Nissley praised Jason Slade, NMC’s vice president for strategic initiatives, for “trying to build some of the federal and state support back.” Slade’s efforts include a trio of pending $3 million congressionally-directed spending requests – one each through U.S. Representative Jack Bergman and U.S. Senators Gary Peters and Elissa Slotkin – as well as a pair of $1 million Michigan budgetary earmark proposals through State Senator John Damoose and State Rep Betsy Coffia.
Nissley did point to one Trump executive order that could help NMC: the “Restoring America’s Maritime Dominance Act,” which the president announced on April 9.
“The idea behind the executive order is to increase shipbuilding and shipping back into the U.S. It does specifically put dollars to it, to the tune of $1 billion,” Nissley told the board. “Within the executive order was specific language that spoke to the maritime workforce – that if we want to grow those industries, obviously, we’ve got to build the workforce.”

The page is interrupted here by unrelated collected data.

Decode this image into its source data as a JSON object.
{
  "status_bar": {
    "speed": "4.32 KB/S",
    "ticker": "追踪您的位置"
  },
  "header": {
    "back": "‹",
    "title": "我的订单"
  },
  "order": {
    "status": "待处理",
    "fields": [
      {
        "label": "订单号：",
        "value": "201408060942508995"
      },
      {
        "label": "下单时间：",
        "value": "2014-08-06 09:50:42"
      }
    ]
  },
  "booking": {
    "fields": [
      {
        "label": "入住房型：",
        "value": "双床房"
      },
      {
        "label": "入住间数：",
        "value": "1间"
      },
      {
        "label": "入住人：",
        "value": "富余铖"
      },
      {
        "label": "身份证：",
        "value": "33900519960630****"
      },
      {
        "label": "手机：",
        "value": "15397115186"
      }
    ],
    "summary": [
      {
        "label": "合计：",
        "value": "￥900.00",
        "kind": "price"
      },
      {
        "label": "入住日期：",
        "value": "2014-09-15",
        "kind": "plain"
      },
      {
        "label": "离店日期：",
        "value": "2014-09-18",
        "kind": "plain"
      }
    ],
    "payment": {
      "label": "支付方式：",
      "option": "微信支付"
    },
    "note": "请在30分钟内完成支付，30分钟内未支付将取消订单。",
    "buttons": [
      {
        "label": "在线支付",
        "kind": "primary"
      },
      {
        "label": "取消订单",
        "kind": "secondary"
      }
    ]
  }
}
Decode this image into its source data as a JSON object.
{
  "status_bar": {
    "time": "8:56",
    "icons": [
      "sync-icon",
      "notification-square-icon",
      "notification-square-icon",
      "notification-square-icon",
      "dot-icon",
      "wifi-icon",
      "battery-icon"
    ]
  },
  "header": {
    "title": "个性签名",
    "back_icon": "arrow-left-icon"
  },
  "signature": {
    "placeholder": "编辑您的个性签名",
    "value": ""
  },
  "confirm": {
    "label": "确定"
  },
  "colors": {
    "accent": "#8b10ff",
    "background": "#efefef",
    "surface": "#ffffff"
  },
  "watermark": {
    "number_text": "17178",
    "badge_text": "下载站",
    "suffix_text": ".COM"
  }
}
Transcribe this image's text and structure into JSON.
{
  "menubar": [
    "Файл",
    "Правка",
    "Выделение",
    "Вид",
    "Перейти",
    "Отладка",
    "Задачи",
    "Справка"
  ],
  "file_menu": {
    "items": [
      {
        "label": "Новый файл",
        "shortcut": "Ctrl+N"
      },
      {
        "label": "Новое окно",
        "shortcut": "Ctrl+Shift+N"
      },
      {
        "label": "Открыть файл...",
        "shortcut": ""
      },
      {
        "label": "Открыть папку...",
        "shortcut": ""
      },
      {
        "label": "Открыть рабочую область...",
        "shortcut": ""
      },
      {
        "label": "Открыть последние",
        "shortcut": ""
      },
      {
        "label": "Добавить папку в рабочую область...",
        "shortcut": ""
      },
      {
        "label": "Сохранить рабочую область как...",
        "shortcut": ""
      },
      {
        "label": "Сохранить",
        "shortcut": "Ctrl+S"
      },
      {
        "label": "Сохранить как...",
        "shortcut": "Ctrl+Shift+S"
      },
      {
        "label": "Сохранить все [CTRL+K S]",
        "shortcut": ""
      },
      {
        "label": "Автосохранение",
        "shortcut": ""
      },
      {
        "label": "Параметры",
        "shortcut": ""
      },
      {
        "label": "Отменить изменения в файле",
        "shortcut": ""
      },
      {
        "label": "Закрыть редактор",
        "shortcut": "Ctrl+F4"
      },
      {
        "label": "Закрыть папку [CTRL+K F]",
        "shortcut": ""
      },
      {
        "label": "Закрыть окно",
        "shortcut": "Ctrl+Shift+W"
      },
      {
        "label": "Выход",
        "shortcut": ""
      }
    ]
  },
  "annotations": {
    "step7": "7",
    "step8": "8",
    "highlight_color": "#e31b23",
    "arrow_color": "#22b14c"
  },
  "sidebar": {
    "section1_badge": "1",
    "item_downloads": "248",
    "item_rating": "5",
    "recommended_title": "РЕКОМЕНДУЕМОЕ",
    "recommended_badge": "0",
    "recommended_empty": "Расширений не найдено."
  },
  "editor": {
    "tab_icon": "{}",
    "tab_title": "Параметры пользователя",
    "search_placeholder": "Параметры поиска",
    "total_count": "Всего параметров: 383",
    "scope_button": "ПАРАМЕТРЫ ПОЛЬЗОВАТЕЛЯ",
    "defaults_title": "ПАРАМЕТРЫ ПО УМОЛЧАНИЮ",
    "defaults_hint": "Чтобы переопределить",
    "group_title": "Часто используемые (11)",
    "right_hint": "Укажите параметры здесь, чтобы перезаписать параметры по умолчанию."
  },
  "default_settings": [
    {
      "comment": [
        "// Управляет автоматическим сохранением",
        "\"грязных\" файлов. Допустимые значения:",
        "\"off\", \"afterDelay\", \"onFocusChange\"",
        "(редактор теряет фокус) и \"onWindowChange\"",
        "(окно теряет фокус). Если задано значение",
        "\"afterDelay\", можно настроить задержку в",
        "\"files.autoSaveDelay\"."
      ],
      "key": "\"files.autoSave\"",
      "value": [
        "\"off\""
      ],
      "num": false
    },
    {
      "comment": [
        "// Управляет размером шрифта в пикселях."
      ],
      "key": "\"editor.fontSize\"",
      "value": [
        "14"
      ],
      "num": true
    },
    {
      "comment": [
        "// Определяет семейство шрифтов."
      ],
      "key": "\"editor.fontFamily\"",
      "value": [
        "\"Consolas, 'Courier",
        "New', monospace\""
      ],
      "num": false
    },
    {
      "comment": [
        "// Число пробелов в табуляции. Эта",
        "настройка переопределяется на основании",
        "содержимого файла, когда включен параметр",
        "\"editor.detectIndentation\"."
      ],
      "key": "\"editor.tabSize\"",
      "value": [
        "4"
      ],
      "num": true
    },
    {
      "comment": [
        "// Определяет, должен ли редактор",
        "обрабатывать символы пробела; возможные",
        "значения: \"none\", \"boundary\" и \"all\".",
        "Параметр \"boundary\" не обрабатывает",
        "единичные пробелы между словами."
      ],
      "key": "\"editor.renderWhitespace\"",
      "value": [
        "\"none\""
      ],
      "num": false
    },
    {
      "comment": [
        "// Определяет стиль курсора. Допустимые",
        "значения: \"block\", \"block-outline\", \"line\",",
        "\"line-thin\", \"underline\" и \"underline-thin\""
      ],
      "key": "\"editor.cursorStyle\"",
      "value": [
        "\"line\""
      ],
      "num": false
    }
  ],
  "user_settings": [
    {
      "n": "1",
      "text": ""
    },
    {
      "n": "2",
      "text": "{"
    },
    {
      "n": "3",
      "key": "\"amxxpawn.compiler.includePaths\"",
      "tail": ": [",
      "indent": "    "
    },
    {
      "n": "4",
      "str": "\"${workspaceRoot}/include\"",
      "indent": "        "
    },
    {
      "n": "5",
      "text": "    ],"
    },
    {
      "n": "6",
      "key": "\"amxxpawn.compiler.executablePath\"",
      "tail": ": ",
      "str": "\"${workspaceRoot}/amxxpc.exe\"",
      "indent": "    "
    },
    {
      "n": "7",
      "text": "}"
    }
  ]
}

The executive order provided a 90-day window for key maritime agencies to report to the Secretary of Transportation about specific industry needs. One agency required to make a report is the U.S. Maritime Administration (MARAD), which administers funding support to the six state maritime academies, including NMC’s Great Lakes Maritime Academy (GLMA).
“[MARAD] reached out to us and all the other state maritime academies and asked us to put together some plans – and we have plans, literally, about how we could potentially double the size of GLMA,” Nissley said. “Our hope is that they look at it seriously.”
Other meeting news:
>NMC trustees approved rate hikes for student housing and meal plans for the 2026 fiscal year. According to meeting documents, those changes will cost the majority of students who use those services an extra $100 per semester for campus housing and an extra $50 to $100 per semester for meal plans.
>The board authorized NMC administration “to enter into a single prime contract with The Christman Company in the amount of $1,240,540 for technical audit and design services for the proposed geothermal exchange system.” That contract is funded in part by a Department of Energy grant. NMC’s Timothy J. Nelson Innovation Center has been powered by geothermal energy since it opened, but the college wants to power five other campus buildings with geothermal, too.
>Trustees also authorized the Dennos Museum to apply for a Michigan Arts & Culture Council grant. Per a letter to the board from Dennos Executive Director Craig Hadley, the grant program has an award ceiling of $45,000 and has previously helped support “exhibition, programming, and concert-related expenses at the Dennos Museum Center for many years.”